Gosiu cieszę się z deszczu bo znów mam awarie pompy ze studni, a tak 3 dni bez podlewania powinno wytrzymać, chociaż bez upałów może i dłużej
Marzenko u mnie deszcz potrzebny chociaż wyszedłbym z chęcią chociaż na mały spacerek do ogrodu
Marto z bluszczem nie ma tak źle, fakt gdy zbyt szaleje trzeba mocno go ograniczyć wtedy jest spokój na rok dwa w zależności od obszaru.
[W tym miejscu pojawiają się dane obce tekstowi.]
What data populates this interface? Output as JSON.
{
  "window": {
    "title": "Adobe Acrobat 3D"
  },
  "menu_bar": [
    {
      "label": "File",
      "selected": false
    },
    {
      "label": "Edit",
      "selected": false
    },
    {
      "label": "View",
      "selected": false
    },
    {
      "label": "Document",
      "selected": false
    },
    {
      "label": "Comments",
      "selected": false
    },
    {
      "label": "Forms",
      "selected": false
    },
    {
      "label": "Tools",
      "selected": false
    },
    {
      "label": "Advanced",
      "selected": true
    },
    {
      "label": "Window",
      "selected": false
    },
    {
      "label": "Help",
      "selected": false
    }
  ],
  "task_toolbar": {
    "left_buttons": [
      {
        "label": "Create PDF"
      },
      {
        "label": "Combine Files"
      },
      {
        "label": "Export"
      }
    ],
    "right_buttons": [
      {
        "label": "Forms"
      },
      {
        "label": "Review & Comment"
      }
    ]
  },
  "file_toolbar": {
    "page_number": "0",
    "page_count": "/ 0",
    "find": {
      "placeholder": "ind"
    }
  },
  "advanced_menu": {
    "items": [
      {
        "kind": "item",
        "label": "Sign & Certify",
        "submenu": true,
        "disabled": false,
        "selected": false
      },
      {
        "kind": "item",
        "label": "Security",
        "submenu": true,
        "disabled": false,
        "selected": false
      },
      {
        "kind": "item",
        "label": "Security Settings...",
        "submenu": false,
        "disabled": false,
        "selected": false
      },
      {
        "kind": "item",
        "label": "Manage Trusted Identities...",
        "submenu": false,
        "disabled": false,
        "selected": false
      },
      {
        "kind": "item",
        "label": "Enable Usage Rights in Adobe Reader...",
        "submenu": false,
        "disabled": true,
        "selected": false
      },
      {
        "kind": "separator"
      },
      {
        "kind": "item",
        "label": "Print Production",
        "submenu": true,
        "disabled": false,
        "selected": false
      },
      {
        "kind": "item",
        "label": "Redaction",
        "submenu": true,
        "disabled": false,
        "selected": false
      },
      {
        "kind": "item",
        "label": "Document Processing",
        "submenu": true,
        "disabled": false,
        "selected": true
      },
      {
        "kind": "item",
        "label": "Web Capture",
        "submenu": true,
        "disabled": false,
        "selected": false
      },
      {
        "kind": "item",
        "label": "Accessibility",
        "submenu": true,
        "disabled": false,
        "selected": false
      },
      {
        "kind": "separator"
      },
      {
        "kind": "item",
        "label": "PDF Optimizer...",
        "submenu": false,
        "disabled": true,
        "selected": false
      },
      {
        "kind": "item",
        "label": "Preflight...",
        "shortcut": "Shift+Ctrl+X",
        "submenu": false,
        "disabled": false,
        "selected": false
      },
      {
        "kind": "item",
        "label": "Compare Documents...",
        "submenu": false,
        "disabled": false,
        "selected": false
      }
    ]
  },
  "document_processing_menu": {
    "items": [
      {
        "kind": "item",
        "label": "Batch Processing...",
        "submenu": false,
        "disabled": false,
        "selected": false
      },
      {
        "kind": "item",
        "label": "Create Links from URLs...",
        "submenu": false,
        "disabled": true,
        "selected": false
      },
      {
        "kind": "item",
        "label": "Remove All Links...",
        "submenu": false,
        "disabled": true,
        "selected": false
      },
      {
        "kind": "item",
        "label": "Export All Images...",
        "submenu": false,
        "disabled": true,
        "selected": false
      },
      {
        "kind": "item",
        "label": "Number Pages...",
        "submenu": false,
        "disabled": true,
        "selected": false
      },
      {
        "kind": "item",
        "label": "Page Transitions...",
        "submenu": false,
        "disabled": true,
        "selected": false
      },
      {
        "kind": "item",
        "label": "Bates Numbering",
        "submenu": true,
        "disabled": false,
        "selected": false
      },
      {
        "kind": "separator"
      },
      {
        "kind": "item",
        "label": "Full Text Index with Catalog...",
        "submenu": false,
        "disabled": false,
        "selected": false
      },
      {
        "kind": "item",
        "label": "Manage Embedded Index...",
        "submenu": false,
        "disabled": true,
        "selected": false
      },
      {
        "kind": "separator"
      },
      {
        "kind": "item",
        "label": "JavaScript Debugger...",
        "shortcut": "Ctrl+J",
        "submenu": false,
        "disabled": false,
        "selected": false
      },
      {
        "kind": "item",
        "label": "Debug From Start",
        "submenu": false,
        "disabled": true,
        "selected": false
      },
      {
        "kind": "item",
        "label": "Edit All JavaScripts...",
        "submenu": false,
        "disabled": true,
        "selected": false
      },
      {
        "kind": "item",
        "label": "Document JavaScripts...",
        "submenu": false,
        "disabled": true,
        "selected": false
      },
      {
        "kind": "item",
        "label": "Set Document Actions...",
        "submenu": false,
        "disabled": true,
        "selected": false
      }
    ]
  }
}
Problem jest gdy człowiek takiego rozrośniętego chce się pozbyć... korzenie potrafi mieć ogromne.
6 lat temu wykarczowaliśmy taki stary blusz jak pisałem ze 20 lat musiał mieć, był spokój do póki w tym roku nie przekonałem się, że resztki u sąsiada szykował odwet za wykarczowanie
Ula jak to się mówi.. tak źle i tak nie dobrze

Ogród ma styl jaki ma nie do końća mi odpowiada, ale zmieniać go nie mam zamiaru i idę w to co jest i formalne nasadzenia średnio będą pasować.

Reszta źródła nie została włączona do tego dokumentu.